R has worked himself into a rage, shuffling down Forest Road in his speedy little walk, 13 and a half minute miles. Man can motor. He longs to be the Tiger Woods of writing, the terminator, to dominate the field by being at least five times as good as his closest competitor. Rabinowitz has, among his stored up titles, a series on writing: writing in public (when he’s blocked, he brings his laptop down to the Starbucks on Broad Avenue); writing as performance (brings his laptop to write with great flourish, as if conducting the Philharmonic, on a bench in Van Saunt Park); writing for health (writes standing up with his laptop on his bureau, the windows wide open, heat off, white Irish seaman’s sweater and woolen cap on); writing to avoid brain cancer (writing furiously to unload as much of the swirl of mad thoughts as he can bear); and, finally, writing to end all writing. Oh, to write the piece that ends it all. They say that after reading Shakespeare’s 58th sonnet, Francis Bacon just up and quit. There is nothing more to say, he wrote, nor words to say it so sweetly. I shall never take quill in hand again. This is what R wants to do to his fellow writers – paralyze them so that they will never sit down at the keyboard again.

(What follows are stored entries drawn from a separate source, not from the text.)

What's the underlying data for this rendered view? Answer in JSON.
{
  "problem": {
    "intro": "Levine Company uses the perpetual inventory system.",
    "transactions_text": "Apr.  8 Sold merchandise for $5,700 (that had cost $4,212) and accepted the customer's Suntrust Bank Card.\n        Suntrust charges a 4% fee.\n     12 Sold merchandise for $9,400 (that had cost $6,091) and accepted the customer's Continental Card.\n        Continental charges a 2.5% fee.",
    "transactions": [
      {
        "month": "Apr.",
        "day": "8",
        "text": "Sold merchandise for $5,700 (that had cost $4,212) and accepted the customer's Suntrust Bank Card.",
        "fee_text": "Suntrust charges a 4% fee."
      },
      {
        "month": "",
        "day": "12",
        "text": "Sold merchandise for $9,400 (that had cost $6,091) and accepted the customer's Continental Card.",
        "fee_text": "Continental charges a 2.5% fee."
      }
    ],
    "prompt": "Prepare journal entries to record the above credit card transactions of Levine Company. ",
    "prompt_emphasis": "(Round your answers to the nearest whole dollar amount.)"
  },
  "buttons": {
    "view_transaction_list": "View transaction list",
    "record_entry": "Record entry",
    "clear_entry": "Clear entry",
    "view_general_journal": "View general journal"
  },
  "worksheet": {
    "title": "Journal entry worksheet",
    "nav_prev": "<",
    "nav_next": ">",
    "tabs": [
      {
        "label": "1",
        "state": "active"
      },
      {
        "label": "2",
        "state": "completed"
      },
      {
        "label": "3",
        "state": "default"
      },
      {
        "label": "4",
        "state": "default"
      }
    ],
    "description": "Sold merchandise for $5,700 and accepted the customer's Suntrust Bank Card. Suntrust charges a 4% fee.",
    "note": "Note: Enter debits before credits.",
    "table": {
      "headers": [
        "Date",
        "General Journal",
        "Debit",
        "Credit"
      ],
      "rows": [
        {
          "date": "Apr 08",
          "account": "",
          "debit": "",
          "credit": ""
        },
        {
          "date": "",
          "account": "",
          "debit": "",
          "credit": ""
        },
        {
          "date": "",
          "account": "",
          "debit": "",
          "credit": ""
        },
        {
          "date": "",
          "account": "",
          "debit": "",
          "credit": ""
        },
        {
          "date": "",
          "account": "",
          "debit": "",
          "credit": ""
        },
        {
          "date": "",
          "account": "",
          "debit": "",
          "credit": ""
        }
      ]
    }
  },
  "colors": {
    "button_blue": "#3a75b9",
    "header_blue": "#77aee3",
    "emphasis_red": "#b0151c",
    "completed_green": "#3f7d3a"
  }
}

Thinking, thinking, thinking – Rifkin, he likes the name Rifkin. Rifkin is walking, no, shuffling, no shilly shallying down the street when in the distance a splash of sun highlights a looming black fender – no, ugh! Fie upon it! Rifkin! Right, Rabinowitz with his Rifkin. How original. Roth with his Zuckerman, Malamud with Fidelman, Bellow and Herzog, Richler with Kravitz, even fucking Updike with his Jewish Bech. Writers writing about writers. Jew writers writing about Jew writers. No, R is going to do it himself, not going to assign some nebbishy little Jew named Rifkin – Christ, he’s the nebbishy little Jew himself – he doesn’t need to create one. He’s it. R. Nobody else will do. It is time, says Rabby aloud to no one, it is time I step forward myself. Me. Rabinowitz. I will be the warrior. Warrior/writer. Didn’t Hemingway drive ambulances in Spain, for Christ sake? Okay, didn’t shoot guns but driving ambulances is nothing to sneeze at. And didn’t he beat the shit out of Wallace Stevens. There you go, I will become a warrior, no, I will be a warrior, and document it all along the way….keep a diary of my metamorphosis not into a cockroach but into a fucking warrior and I don’t give a fig if I’m a diminutive 58 year old man. I can do anything. Reality tv – how about reality fiction. Rabby’s excitement has sent him into a mania…he feels like Rumplestiltsken, whirling in a maddening circle, Rabinowitz, inventor of a whole new form of writing – reality fiction. He fuckin loves it.
R buys a digital camera and takes shots of his food, his vitamins, himself doing sits ups, the high school track where he has begun his daily wind sprints. His book will have pictures – proof of his emerging warrior shape and status. And don’t his readers deserve pictures – secretly jealous of graphic novels, R thrills at the prospect of doing his own. Pictures! Breaking up the endless black highway of text!